Встал и я. Что-то было не так, что-то было неверно.

Но у меня не было никаких доказательств, никакого мотива и никакой связи между убийцей и Викторией.

– Было очень приятно с вами познакомиться, – внезапно сказал Михаил. И поцеловал Викторию в губы.

Женщина-кваzи вздрогнула и отшатнулась от мужчины-кваzи.

Михаил облизнул губы. Язык у него тоже был синий.

– Очень необычно, – сказал он. – Не могу сказать сразу, что это за вещество. Но я полагаю, оно было на ваших губах с утра? С того момента, как вы, выйдя за дверь, поцеловали нанятого вами… или, правильнее сказать, соблазнённого вами человека в губы, впустили в квартиру и ушли? Сколько у него было минут, прежде чем его разбил паралич? Пять, десять? Пятнадцать? А потом он был в сознании? Видел, как ваш мёртвый муж встаёт и бредёт к нему, чтобы начать питаться?

Виктория одной рукой схватила тяжёлое кожаное кресло, вздёрнула в воздух и обрушила на голову смешного старого полицейского.

Будь он живым – она бы его убила.
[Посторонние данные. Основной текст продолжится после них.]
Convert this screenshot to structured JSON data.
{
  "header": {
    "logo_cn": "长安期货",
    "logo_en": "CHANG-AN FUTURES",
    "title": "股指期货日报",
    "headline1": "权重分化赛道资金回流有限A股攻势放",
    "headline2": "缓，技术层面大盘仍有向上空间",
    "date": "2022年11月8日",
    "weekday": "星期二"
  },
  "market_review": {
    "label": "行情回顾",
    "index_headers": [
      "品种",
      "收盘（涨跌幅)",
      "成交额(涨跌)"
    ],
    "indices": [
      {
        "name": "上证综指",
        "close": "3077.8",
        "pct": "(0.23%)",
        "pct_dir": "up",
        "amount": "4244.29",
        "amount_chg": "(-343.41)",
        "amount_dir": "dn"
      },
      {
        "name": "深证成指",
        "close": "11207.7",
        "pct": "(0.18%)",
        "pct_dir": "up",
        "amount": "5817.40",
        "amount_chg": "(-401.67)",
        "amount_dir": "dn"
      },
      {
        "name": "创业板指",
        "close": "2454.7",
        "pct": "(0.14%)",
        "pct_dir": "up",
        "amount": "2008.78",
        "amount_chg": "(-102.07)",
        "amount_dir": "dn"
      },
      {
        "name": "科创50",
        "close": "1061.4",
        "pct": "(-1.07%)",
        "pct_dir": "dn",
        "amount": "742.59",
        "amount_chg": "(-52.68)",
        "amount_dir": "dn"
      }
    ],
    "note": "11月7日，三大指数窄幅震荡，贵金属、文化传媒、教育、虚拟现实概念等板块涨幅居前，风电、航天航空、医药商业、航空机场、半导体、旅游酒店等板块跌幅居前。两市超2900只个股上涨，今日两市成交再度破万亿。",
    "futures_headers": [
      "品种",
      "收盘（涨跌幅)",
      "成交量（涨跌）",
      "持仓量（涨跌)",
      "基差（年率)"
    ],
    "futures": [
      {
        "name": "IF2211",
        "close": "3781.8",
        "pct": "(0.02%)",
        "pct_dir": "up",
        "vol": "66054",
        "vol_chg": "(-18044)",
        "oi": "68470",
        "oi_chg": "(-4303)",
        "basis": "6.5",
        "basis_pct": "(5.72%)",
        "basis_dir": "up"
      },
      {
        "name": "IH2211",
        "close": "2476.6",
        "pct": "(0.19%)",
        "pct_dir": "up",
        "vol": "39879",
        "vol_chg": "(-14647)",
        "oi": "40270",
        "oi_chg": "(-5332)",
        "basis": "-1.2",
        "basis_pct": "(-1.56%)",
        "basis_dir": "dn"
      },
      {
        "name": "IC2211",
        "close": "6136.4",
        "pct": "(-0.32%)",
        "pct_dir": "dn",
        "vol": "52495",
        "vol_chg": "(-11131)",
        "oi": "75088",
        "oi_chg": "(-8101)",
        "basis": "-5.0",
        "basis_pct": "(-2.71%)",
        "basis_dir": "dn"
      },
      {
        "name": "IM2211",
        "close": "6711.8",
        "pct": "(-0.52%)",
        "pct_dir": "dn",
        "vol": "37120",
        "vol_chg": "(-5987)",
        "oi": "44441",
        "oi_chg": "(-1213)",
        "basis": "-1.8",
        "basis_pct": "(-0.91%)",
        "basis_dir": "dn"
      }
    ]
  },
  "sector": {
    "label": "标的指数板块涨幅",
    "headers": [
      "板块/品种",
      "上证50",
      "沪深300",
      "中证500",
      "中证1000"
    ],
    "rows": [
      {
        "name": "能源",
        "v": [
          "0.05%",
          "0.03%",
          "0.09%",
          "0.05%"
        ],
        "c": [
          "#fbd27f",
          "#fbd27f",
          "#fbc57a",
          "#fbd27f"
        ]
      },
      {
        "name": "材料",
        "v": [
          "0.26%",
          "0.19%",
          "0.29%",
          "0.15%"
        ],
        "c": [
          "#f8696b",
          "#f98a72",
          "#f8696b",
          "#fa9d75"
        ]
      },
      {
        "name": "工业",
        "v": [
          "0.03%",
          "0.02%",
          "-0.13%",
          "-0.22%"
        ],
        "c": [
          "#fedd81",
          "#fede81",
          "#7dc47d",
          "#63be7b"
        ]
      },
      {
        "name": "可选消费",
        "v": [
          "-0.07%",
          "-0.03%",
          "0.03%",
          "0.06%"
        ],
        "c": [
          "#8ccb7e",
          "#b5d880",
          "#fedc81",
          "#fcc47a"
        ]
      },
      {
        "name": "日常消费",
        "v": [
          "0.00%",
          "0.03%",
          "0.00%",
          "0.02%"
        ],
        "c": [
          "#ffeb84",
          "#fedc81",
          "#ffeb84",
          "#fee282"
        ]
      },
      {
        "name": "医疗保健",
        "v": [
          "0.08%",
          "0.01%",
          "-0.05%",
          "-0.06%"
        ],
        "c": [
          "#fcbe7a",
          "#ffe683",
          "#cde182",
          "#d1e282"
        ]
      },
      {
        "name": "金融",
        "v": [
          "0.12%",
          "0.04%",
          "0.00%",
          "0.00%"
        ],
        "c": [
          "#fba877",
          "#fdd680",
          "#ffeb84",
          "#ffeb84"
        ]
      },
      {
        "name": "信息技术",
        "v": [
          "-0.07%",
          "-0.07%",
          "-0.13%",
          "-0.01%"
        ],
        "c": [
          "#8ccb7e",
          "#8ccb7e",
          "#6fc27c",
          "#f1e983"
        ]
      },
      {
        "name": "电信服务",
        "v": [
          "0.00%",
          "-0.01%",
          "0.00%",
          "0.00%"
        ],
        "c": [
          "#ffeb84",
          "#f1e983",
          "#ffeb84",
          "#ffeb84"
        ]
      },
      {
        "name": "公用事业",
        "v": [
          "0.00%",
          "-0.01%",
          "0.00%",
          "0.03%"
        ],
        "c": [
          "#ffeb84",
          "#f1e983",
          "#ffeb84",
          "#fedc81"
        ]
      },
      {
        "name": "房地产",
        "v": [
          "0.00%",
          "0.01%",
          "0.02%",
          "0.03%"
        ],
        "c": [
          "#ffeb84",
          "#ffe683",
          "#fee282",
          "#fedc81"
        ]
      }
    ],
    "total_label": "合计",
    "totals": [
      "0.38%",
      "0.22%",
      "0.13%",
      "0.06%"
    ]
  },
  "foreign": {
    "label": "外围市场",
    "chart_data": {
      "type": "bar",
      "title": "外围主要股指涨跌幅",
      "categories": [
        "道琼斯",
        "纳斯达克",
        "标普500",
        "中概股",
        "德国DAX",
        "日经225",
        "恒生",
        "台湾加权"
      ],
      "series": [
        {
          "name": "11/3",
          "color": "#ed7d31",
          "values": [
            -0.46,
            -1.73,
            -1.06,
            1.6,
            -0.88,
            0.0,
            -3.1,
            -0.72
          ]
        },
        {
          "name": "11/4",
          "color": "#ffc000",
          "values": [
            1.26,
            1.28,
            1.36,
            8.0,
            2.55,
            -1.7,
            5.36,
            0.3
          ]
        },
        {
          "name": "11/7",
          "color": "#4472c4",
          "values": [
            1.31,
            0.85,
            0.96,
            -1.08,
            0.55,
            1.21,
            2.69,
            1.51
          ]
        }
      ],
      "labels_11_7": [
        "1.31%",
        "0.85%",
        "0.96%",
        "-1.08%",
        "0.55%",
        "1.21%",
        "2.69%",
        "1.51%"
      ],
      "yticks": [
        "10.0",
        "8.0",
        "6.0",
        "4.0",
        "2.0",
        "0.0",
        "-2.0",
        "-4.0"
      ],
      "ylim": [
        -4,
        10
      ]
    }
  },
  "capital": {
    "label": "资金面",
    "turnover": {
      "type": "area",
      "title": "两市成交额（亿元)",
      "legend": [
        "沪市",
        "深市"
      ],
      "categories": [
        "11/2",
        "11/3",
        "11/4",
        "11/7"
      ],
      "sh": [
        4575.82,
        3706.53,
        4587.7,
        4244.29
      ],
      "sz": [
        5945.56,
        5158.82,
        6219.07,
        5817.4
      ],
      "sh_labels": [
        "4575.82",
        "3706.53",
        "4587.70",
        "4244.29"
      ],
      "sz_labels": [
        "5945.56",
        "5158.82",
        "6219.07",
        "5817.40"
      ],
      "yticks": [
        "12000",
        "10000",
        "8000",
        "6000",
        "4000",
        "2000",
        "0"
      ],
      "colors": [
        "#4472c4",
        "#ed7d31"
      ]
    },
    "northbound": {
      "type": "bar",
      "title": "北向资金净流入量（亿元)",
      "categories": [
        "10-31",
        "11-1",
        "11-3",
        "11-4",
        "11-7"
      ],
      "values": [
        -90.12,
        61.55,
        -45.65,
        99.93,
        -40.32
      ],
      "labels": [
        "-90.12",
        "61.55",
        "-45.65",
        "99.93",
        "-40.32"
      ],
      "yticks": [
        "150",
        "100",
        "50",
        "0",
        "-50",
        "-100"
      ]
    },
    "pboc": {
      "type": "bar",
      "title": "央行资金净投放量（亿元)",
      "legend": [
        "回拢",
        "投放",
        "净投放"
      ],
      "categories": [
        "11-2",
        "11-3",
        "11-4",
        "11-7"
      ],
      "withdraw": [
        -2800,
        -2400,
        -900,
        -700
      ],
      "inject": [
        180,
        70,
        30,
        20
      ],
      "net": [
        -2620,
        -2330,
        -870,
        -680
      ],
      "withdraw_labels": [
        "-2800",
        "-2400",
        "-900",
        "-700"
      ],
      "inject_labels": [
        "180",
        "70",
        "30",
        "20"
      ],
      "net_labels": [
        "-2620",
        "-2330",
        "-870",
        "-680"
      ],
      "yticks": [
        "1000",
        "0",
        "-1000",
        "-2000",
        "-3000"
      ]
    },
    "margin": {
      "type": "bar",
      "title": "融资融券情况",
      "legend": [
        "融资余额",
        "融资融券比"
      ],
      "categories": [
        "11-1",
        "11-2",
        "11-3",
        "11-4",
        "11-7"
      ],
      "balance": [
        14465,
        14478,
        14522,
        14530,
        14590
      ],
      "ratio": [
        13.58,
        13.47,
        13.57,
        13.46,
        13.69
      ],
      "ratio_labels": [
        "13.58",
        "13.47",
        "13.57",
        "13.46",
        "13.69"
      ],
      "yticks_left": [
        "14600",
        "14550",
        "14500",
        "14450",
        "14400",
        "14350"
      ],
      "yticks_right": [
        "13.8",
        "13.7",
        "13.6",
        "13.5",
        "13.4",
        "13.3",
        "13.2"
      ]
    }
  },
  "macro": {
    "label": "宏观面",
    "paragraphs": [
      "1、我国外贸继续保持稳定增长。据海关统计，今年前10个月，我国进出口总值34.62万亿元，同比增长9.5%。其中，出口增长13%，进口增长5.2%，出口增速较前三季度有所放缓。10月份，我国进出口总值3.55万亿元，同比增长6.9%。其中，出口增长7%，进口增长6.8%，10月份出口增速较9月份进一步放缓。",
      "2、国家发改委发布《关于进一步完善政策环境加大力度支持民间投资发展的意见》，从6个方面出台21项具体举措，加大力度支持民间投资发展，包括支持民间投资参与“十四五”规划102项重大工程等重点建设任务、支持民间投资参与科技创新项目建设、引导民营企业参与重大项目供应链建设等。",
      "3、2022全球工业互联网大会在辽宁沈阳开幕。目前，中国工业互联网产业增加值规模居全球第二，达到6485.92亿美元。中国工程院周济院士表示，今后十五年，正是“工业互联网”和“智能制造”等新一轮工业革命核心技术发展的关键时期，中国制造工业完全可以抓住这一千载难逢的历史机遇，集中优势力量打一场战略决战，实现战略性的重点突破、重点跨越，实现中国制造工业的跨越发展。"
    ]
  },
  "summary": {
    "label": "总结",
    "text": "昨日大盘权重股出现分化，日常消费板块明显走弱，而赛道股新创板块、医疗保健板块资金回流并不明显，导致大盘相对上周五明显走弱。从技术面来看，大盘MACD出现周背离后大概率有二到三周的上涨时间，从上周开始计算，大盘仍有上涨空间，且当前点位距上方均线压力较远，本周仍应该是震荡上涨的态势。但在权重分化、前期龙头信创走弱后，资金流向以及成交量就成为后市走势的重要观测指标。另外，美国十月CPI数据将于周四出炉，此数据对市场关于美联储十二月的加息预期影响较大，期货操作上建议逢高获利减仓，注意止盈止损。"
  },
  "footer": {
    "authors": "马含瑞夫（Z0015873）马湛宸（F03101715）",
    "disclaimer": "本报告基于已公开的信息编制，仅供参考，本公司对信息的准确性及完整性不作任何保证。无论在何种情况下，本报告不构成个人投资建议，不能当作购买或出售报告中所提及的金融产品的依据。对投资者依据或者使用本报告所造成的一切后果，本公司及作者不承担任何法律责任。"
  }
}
Даже если бы он успел прикрыться руками.

Но они оба были кваzи, и Михаил отбил удар.

Виктория бросилась прочь из холла. Я кинулся за ней, выдёргивая пистолет из кобуры.

– Не стрелять! – крикнул Михаил, проносясь мимо меня. Фалды старого пиджака развевались за его спиной. – Не смей, дурак!

Я опустил пистолет и, сжимая перед собой двумя руками, побежал следом за ними.

Михаил догнал Викторию у лестничного пролёта. Прыгнул, повис на спине, сбил – они закувыркались вниз по лестнице. Грохот от удара черепов о ступеньки был такой, что меня передёрнуло. Даже в падении кваzи пытались разбить друг другу головы – единственный по-настоящему уязвимый орган.

А потом Михаил сломал ей шею.

Услышав мерзкий влажный хруст, я всё понял и замедлил бег. Не хватало мне повторить такое падение… я после него не встану, я после него восстану…

Доставая на ходу наручники – специальные, усиленные, для кваzи, я спустился к Михаилу. Тот сидел, придерживая подёргивающееся тело Виктории. Свою пару наручников он уже надел ей на ноги. Молча поймал мою, сковал кваzи руки.

Потом мы минуту сидели и ждали. Я тяжело дышал и сожалел о том, что не курю. Михаил просто смотрел на кваzи. Он и впрямь был хорошим полицейским – он смотрел на неё с сочувствием.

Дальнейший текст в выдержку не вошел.